We determined the contribution of vascular large conductance Ca2+-activated K+ (BK) and L-type Ca2+ channel dysregulation to exaggerated mortality in cecal ligation/puncture (CLP)-induced septic BK channel β1-subunit knockout (BK β1-KO, smooth muscle specific) mice. CLP-induced hemodynamic changes and mortality were assessed over 7 days in wild-type (WT) and BK β1-KO mice that were either untreated, given volume resuscitation (saline), or saline + calcium channel blocker nicardipine. Some mice were euthanized 24 h post-CLP to measure tissue injury and vascular and immune responses. CLP-induced hypotension was similar in untreated WT and BK β1-KO mice, but BK β1-KO mice died sooner. At 24 h post-CLP (mortality latency in BK β1-KO mice), untreated CLP-BK β1-KO mice showed more severe hypothermia, lower tissue perfusion, polymorphonuclear neutrophil infiltration-independent severe intestinal necrosis, and higher serum cytokine levels than CLP-WT mice. Saline resuscitation improved survival in CLP-WT but not CLP-BK β1-KO mice. Saline + nicardipine-treated CLP-BK β1-KO mice exhibited longer survival times, higher tissue perfusion, less intestinal injury, and lower cytokines versus untreated CLP-BK β1-KO mice.

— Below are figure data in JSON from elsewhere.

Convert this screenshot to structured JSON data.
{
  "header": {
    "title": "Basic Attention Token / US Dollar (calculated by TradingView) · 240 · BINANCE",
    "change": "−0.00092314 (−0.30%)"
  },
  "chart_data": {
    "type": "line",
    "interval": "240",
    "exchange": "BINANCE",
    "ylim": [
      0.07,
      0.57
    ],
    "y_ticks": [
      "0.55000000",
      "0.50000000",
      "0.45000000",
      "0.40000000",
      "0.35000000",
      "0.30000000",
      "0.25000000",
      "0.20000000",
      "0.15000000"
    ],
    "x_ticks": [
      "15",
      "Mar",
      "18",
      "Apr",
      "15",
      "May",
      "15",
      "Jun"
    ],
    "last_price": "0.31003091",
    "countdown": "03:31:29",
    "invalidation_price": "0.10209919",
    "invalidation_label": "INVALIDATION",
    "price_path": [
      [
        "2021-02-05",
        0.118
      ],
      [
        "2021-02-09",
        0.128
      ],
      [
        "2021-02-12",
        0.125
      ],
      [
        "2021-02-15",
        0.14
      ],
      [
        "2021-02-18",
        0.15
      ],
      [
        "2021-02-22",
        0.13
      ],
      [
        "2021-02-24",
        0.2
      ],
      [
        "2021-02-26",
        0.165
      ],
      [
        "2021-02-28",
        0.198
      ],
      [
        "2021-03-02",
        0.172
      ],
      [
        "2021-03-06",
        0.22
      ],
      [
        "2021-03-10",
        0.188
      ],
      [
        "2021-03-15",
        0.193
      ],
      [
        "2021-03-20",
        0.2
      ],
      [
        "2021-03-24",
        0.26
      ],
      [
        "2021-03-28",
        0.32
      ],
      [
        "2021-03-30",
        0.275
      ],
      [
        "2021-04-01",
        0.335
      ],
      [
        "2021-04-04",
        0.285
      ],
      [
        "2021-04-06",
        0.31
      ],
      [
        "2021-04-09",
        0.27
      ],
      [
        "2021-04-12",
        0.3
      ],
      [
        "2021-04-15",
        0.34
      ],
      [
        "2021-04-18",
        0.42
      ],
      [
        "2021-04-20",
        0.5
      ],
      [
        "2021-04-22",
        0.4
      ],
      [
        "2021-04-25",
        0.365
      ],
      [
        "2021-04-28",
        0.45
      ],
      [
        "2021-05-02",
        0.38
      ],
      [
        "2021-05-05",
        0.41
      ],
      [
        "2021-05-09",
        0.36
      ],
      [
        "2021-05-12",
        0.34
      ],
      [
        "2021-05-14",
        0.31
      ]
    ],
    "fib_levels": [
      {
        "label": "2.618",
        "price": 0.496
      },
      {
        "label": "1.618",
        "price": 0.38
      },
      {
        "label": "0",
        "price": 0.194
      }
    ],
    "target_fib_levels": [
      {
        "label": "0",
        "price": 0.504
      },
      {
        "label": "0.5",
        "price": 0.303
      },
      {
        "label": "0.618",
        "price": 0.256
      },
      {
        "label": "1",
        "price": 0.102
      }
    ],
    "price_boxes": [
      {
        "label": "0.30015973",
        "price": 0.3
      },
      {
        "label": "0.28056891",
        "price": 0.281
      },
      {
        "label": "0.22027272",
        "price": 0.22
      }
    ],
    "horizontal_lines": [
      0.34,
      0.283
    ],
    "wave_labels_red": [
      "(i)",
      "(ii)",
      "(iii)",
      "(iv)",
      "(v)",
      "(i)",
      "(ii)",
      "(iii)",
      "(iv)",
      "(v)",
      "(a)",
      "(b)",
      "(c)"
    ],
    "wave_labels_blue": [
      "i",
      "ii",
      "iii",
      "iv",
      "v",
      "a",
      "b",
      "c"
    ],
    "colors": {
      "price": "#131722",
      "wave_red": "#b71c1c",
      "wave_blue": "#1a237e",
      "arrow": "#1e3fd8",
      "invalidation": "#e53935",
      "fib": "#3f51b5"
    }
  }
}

These improvements were absent in treated CLP-WT mice, although saline + nicardipine improved blood pressure similarly in both septic mice. At 24 h post-CLP, BK and L-type Ca2+ channel functions in vitro were maintained in mesenteric arteries from WT mice. Mesenteric arteries from BK β1-KO mice had blunted BK/enhanced L-type Ca2+ channel function. We conclude that vascular BK channel deficiency exaggerates mortality in septic BK β1-KO mice by activating L-type Ca2+ channels leading to blood pressure-independent tissue ischemia.